Ganai studied at a local school in Koil village and later cleared the competitive exam for a degree in medicine from Jammu. He also pursued a master’s course in medicine from Sher-e-Kashmir Institute of Medical Sciences (SKIMS) in Srinagar and later joined Al-Falah University in Faridabad, where he had been working for two years.

“He visited home in July when I went through a kidney surgery. We would talk to him almost every day,” Shakeel, the father, said, adding that police searched their house and detained his other son as well.

Ganai’s sister, who is also studying medicine and was scheduled to be married in November, said the case should be properly probed.

“My brother worked hard his whole life. He was very ambitious. We cannot believe he is involved in this,” she said.

An Indian soldier stands guard in Srinagar, Indian controlled Kashmir, Wednesday, Nov. 12, 2025. (AP Photo/Mukhtar Khan)
An Indian soldier stands guard in Srinagar, Indian controlled Kashmir, Wednesday, November 12, 2025 [Mukhtar Khan/AP Photo]

‘Lists of Kashmiri residents’

But even as investigations continue, Islamophobia and anti-Kashmiri sentiments have swept several urban communities around India.

On November 12, police in the Indian city of Gurgaon called up housing societies to compile a list of the Kashmiri residents living among them, causing a sense of panic.

Social media sites in India have in recent days been inundated with calls for violence against Kashmiris, with some users also pledging to evict Kashmiri tenants living in cities like Delhi and Noida.

Nasir Khuehami, a student activist from Kashmir, said about 150,000 Kashmiri students are studying in different parts of India. “They are currently plagued by the thoughts of safety and security,” Khuehami said.

The explosion and investigations into it have also raised new questions about India’s approach to Kashmir and fighting armed groups, say experts.

Earlier this year, Amit Shah, India’s home minister, had boasted about how there was now “zero recruitment” into the ranks of armed rebels in Indian-administered Kashmir. In a speech in Parliament, he said all fighters killed by government forces in Kashmir in the first half of 2025 were foreigners.

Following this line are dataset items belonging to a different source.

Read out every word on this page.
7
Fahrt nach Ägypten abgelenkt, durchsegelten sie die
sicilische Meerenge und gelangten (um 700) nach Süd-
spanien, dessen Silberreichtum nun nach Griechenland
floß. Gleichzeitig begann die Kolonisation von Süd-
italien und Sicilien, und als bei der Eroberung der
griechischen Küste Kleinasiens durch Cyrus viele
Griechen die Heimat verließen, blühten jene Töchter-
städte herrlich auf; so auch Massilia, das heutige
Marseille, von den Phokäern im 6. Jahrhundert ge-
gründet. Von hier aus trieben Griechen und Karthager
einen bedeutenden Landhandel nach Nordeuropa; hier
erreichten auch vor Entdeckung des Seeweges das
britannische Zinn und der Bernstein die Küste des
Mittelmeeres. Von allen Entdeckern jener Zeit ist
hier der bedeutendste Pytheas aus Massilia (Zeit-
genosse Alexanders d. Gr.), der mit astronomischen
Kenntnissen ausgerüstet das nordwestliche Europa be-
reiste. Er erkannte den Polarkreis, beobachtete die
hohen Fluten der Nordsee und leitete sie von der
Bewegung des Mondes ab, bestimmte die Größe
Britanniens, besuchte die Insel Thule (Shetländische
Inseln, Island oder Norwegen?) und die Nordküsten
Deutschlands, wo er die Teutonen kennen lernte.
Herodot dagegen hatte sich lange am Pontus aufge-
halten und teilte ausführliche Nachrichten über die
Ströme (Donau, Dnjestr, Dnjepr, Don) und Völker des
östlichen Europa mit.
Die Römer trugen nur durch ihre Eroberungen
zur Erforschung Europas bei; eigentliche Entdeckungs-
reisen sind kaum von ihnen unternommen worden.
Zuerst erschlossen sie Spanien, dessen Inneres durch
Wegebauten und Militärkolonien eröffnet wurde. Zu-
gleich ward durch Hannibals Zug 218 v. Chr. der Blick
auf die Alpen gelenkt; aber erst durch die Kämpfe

But experts now believe such statements were misleading.

“There will never be an absolute certainty that the recruitment has come to an end,” said Ajai Sahni, executive director of the Institute for Conflict Management in New Delhi. “These doctors were colleagues who appeared to have been bound by common beliefs or by personal friendships. I would not call it recruitment but mobilisation.”